1. La dette doit-elle 
être remboursée 
dans son intégralité  ?

Non, répond le rapporteur. C’est la première idée reçue, pourtant «  profondément ancrée dans notre esprit aujourd’hui  », qu’il entreprend de mettre en pièces. Contre la philosophie libérale qui postule que la dette doit être remboursée parce qu’elle aurait été librement consentie entre égaux, Nicolas Sansu lui oppose la notion de «  dette injuste  : celle qui est exigée au prix de la liberté ou de la vie humaine, celle qui prive des moyens de subsistance, celle qui repose sur une égalité théorique (entre créanciers et débiteurs – NDLR) ignorante de la réalité sociale  ». En l’occurrence, s’agissant de la dette publique, on peut y ranger celle qui est exigée au prix de sacrifices pour le plus grand nombre imposés par l’austérité. Au total, estime le député, «  entre l’effet boule de neige (les taux d’intérêt excessifs exigés sur les marchés, créant un surcroît d’endettement quand ils sont supérieurs à la croissance réelle – NDLR) et la politique fiscale favorable aux plus aisés, 600 milliards d’euros de dette (sur environ 2 000 milliards – NDLR) peuvent être définis comme une dette illégitime, soit 30 % du PIB  !  ».

2. La dette est-elle 
le fruit d’un excès 
de dépenses publiques  ?

Affirmer qu’un débiteur peut être libéré de l’obligation de rembourser tout ou partie de sa dette implique d’examiner l’origine et la nature de cette dette.
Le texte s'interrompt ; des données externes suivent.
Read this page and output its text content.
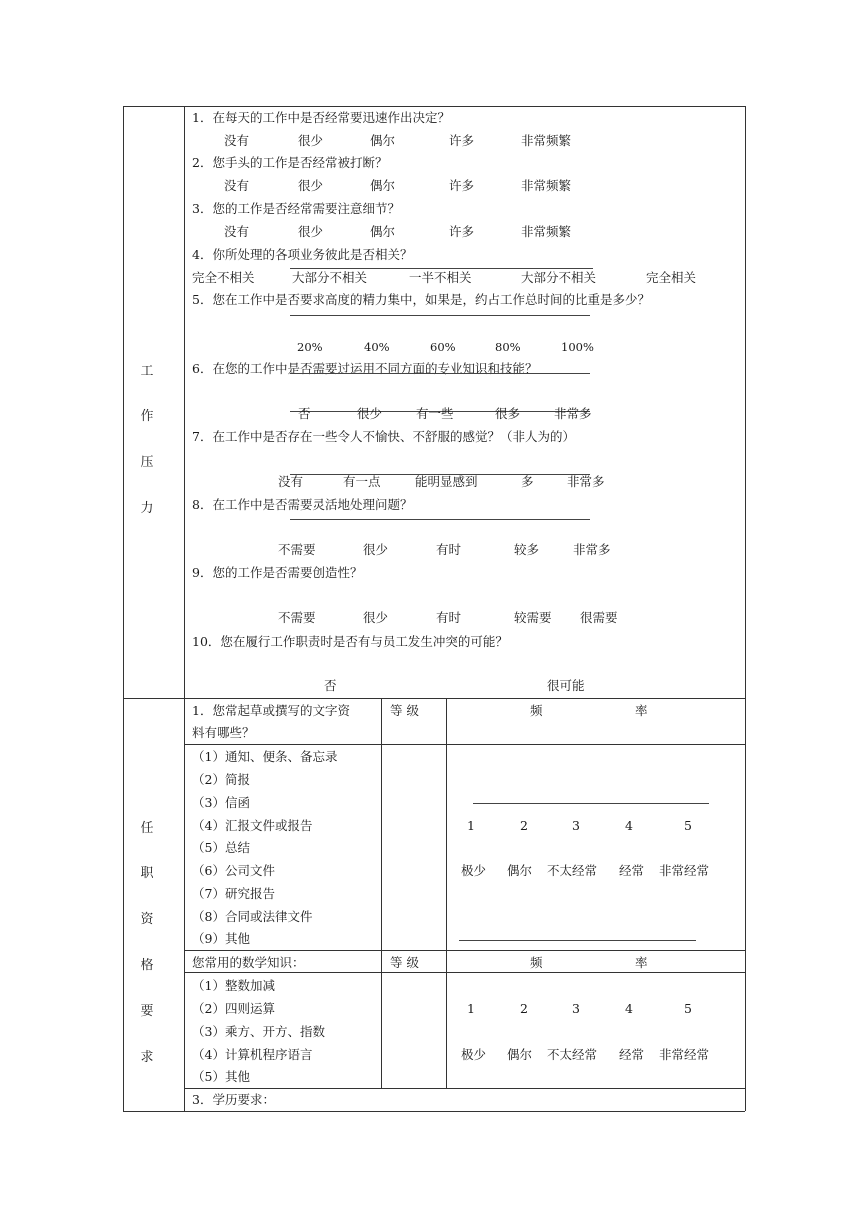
工
作
压
力
1．在每天的工作中是否经常要迅速作出决定？
没有	很少	偶尔	许多	非常频繁
2．您手头的工作是否经常被打断？
没有	很少	偶尔	许多	非常频繁
3．您的工作是否经常需要注意细节？
没有	很少	偶尔	许多	非常频繁
4．你所处理的各项业务彼此是否相关？
完全不相关	大部分不相关	一半不相关	大部分不相关	完全相关
5．您在工作中是否要求高度的精力集中，如果是，约占工作总时间的比重是多少？
20%	40%	60%	80%	100%
6．在您的工作中是否需要过运用不同方面的专业知识和技能？
否	很少	有一些	很多	非常多
7．在工作中是否存在一些令人不愉快、不舒服的感觉？（非人为的）
没有	有一点	能明显感到	多	非常多
8．在工作中是否需要灵活地处理问题？
不需要	很少	有时	较多	非常多
9．您的工作是否需要创造性？
不需要	很少	有时	较需要 很需要
10．您在履行工作职责时是否有与员工发生冲突的可能？
否	很可能
任
职
资
格
要
求
1．您常起草或撰写的文字资
料有哪些？
等 级	频	率
（1）通知、便条、备忘录
（2）简报
（3）信函
（4）汇报文件或报告
（5）总结
（6）公司文件
（7）研究报告
（8）合同或法律文件
（9）其他
1	2	3	4	5
极少 偶尔 不太经常 经常 非常经常
您常用的数学知识：	等 级	频	率
（1）整数加减
（2）四则运算
（3）乘方、开方、指数
（4）计算机程序语言
（5）其他
1	2	3	4	5
极少 偶尔 不太经常 经常 非常经常
3．学历要求：
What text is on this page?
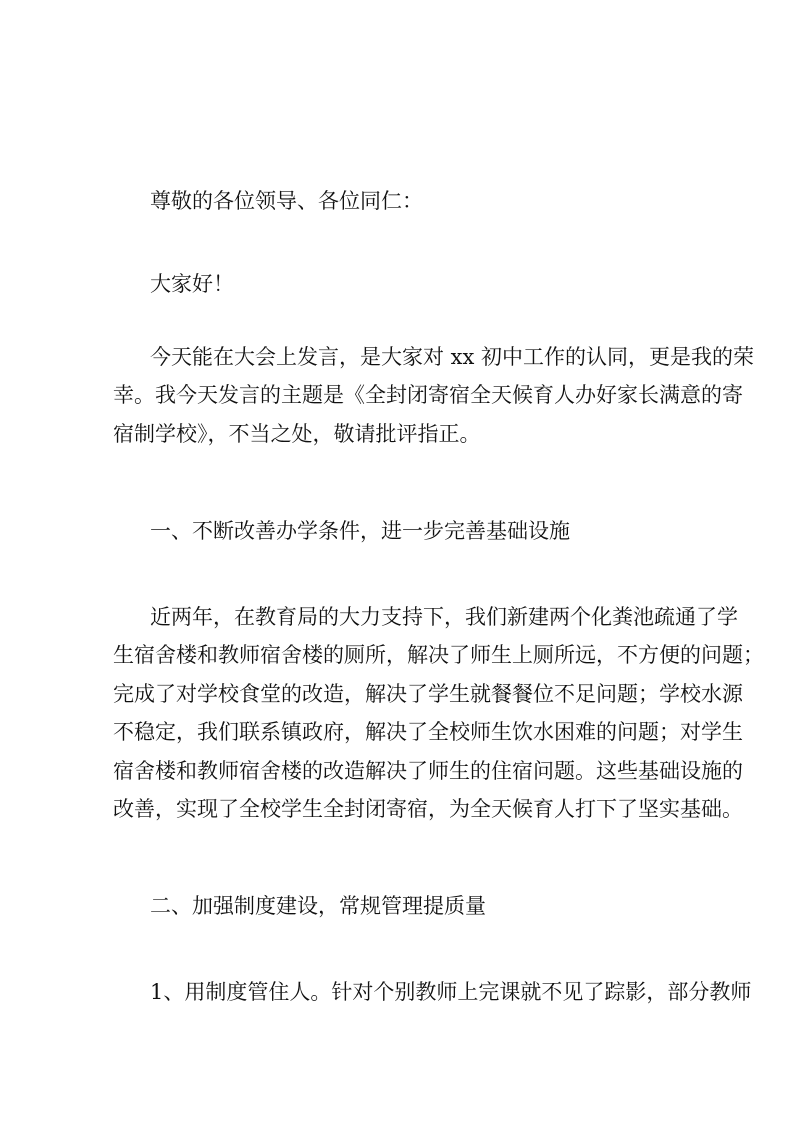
尊敬的各位领导、各位同仁：
大家好！
今天能在大会上发言，是大家对 xx 初中工作的认同，更是我的荣
幸。我今天发言的主题是《全封闭寄宿全天候育人办好家长满意的寄
宿制学校》，不当之处，敬请批评指正。
一、不断改善办学条件，进一步完善基础设施
近两年，在教育局的大力支持下，我们新建两个化粪池疏通了学
生宿舍楼和教师宿舍楼的厕所，解决了师生上厕所远，不方便的问题；
完成了对学校食堂的改造，解决了学生就餐餐位不足问题；学校水源
不稳定，我们联系镇政府，解决了全校师生饮水困难的问题；对学生
宿舍楼和教师宿舍楼的改造解决了师生的住宿问题。这些基础设施的
改善，实现了全校学生全封闭寄宿，为全天候育人打下了坚实基础。
二、加强制度建设，常规管理提质量
1、用制度管住人。针对个别教师上完课就不见了踪影，部分教师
C’est ce qu’a fait Nicolas Sansu dans son rapport pour la période 1980-2015. Il en ressort que la dette publique de la France a connu plusieurs phases de progression dont les causes ne sont pas identiques, passant d’un peu moins de 20 % du PIB en 1980 à 95 % aujourd’hui. Si, de 1981 à 1987, la dette a progressé à un rythme d’environ 1,8 point de PIB par an sous l’effet d’une augmentation des dépenses due à des politiques de relance, la croissance élevée qui a suivi a freiné cette progression dans les années suivantes, avant de repartir à la hausse sous l’effet de la récession de 1993, puis de redescendre à nouveau dans les années de rebond économique, entre 1999 et 2001. Mais depuis 2002 et, surtout, depuis 2007, la dette a continué de gonfler «  sous l’effet d’une politique d’allégement des impôts non justifiée  », avant d’exploser littéralement, gagnant 30 points de PIB (+ 47 %) à partir de 2007. Or, pour Nicolas Sansu, cet examen montre que «  la dette publique française ne résulte pas uniquement, loin s’en faut, de la crise financière de 2008. Elle est aussi le résultat de l’emballement de la charge de la dette (les taux d’intérêt supérieurs à la croissance sont responsables d’une hausse de la dette de 15 points de PIB rien qu’entre 1992 et 2002 – NDLR) et d’une politique de ‘‘cadeaux’’ fiscaux menée en continu depuis les années 2000  ». Se référant à un rapport de 2010 du député UMP Gilles Carrez, le député communiste du Cher peut ainsi chiffrer «  entre 100 et 120 milliards d’euros  » les recettes fiscales «  perdues pour le budget général de l’État entre 2000 et 2010  », entraînant des déficits budgétaires croissants.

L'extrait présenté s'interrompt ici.